Variability in onset age attributable to the CAG repeat number was controlled by linear regression using the logarithmic transformed age at onset as the dependent variable and GRIK2 TAA, normal CAG repeat, HD CAG repeat, and the product term between normal CAG repeat and HD CAG repeat as independent variables [3032].

GRIK2sequencing

We amplified 17 coding exons of GRIK2 (NM_021956) and 1991 base pairs downstream from the stop codon, with primers located in flanking intron and UTR sequences. Amplification was performed in a standard 30 μl PCR reaction (in 10 mM Tris, pH 8.9, 50 mM KCl, 1.5–2.5 mM MgCl2, 10 pmol of each primer and 200 μM of each dNTP, including 50–100 ng DNA and 1U Taq polymerase (Invitrogen) using an MJ Research PT-100 with the following conditions: 94°C, 4 min, 30 X (94°C, 45s; 50–60°C, 45s; 72°C, 1 min), 72°C, 10 min.

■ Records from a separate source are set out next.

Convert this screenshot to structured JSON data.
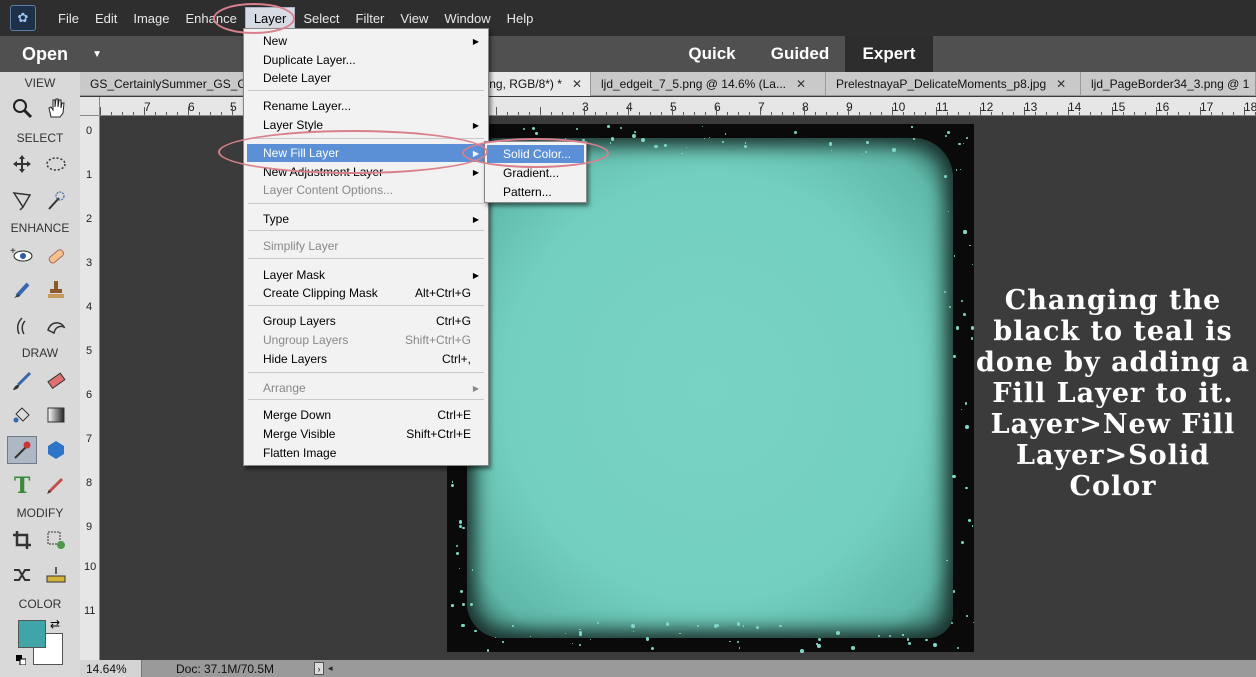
{
  "menubar": {
    "logo": "app-logo",
    "items": [
      "File",
      "Edit",
      "Image",
      "Enhance",
      "Layer",
      "Select",
      "Filter",
      "View",
      "Window",
      "Help"
    ],
    "active_item": "Layer"
  },
  "modebar": {
    "open_label": "Open",
    "tabs": [
      "Quick",
      "Guided",
      "Expert"
    ],
    "active_tab": "Expert"
  },
  "toolbox": {
    "sections": [
      "VIEW",
      "SELECT",
      "ENHANCE",
      "DRAW",
      "MODIFY",
      "COLOR"
    ],
    "foreground_color": "#3fa5a6",
    "background_color": "#ffffff"
  },
  "doc_tabs": [
    {
      "label": "GS_CertainlySummer_GS_C",
      "active": false
    },
    {
      "label": "ng, RGB/8*) *",
      "active": true
    },
    {
      "label": "ljd_edgeit_7_5.png @ 14.6% (La...",
      "active": false
    },
    {
      "label": "PrelestnayaP_DelicateMoments_p8.jpg",
      "active": false
    },
    {
      "label": "ljd_PageBorder34_3.png @ 1",
      "active": false
    }
  ],
  "ruler_top": [
    "7",
    "6",
    "5",
    "3",
    "4",
    "5",
    "6",
    "7",
    "8",
    "9",
    "10",
    "11",
    "12",
    "13",
    "14",
    "15",
    "16",
    "17",
    "18"
  ],
  "ruler_left": [
    "0",
    "1",
    "2",
    "3",
    "4",
    "5",
    "6",
    "7",
    "8",
    "9",
    "10",
    "11"
  ],
  "layer_menu": {
    "items": [
      {
        "label": "New",
        "submenu": true
      },
      {
        "label": "Duplicate Layer..."
      },
      {
        "label": "Delete Layer"
      },
      {
        "label": "Rename Layer..."
      },
      {
        "label": "Layer Style",
        "submenu": true
      },
      {
        "label": "New Fill Layer",
        "submenu": true,
        "highlighted": true
      },
      {
        "label": "New Adjustment Layer",
        "submenu": true
      },
      {
        "label": "Layer Content Options...",
        "disabled": true
      },
      {
        "label": "Type",
        "submenu": true
      },
      {
        "label": "Simplify Layer",
        "disabled": true
      },
      {
        "label": "Layer Mask",
        "submenu": true
      },
      {
        "label": "Create Clipping Mask",
        "shortcut": "Alt+Ctrl+G"
      },
      {
        "label": "Group Layers",
        "shortcut": "Ctrl+G"
      },
      {
        "label": "Ungroup Layers",
        "shortcut": "Shift+Ctrl+G",
        "disabled": true
      },
      {
        "label": "Hide Layers",
        "shortcut": "Ctrl+,"
      },
      {
        "label": "Arrange",
        "submenu": true,
        "disabled": true
      },
      {
        "label": "Merge Down",
        "shortcut": "Ctrl+E"
      },
      {
        "label": "Merge Visible",
        "shortcut": "Shift+Ctrl+E"
      },
      {
        "label": "Flatten Image"
      }
    ]
  },
  "fill_submenu": {
    "items": [
      "Solid Color...",
      "Gradient...",
      "Pattern..."
    ],
    "highlighted": "Solid Color..."
  },
  "annotation": "Changing the black to teal is done by adding a Fill Layer to it. Layer>New Fill Layer>Solid Color",
  "statusbar": {
    "zoom": "14.64%",
    "doc_size": "Doc: 37.1M/70.5M"
  },
  "colors": {
    "callout": "#d9808c",
    "highlight": "#5b8fd6",
    "teal": "#73cfbf"
  }
}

PCR products were analyzed by direct sequencing by using BigDye Terminator Cycle Sequencing Kit (Applied Biosystems) on an ABI 377/XL DNA Sequencer (Perkin-Elmer).

Microsatellite genotyping

PCR used 30 ng/ul genomic DNA; 0.1–1.0 ul (4 uM Stock Markers) of each dye-labeled primer pair (Research Genetics and custom oligos from Applied Biosystems); 0.1 ul (5 units/ul) Ampli Taq Gold DNA polymerase (Applied Biosystems); 0.75 ul10x GeneAmp PCR buffer II (Applied Biosystems); 0.75 ul dNTP mix (2.5 mM, Amersham); 0.75 MgCl2 (25 mM); and dH20 to 7.5 ul, and was executed in the MJ Research DNA Engine tetrad with the following conditions: 95°C, 12 min;10X (94°C, 30s, 58°C, 30s; 72°C, 60s); 25X (89°C, 30s; 55°C, 30s; 72°C, 60s); 72°C, 40 min. Except for D6S1555, D6S1028, D6S449, D6S1580 which cycled: 95°C, 5 min; 35X (94°C, 30s; 50°C, 30s; 72°C, 45s) 72°C, 10 min. D6S301 cycled: 95°C, 5 min; 53X (94°C, 30s; 54°C, 30s; 72°C, 45s) 72°C, 10 min. PCR products were run on a 5% Gene_PAGE PLUS (Amresco) gel on an ABI 377/XL DNA Sequencer for three hours, with a size standard GeneScan-500 TAMRA) in each lane to ensure lane-to-lane and gel-to-gel size-calling consistency. Data were analyzed with ABI's GeneScan Version 3.1 and Genotyper version 2.5 software.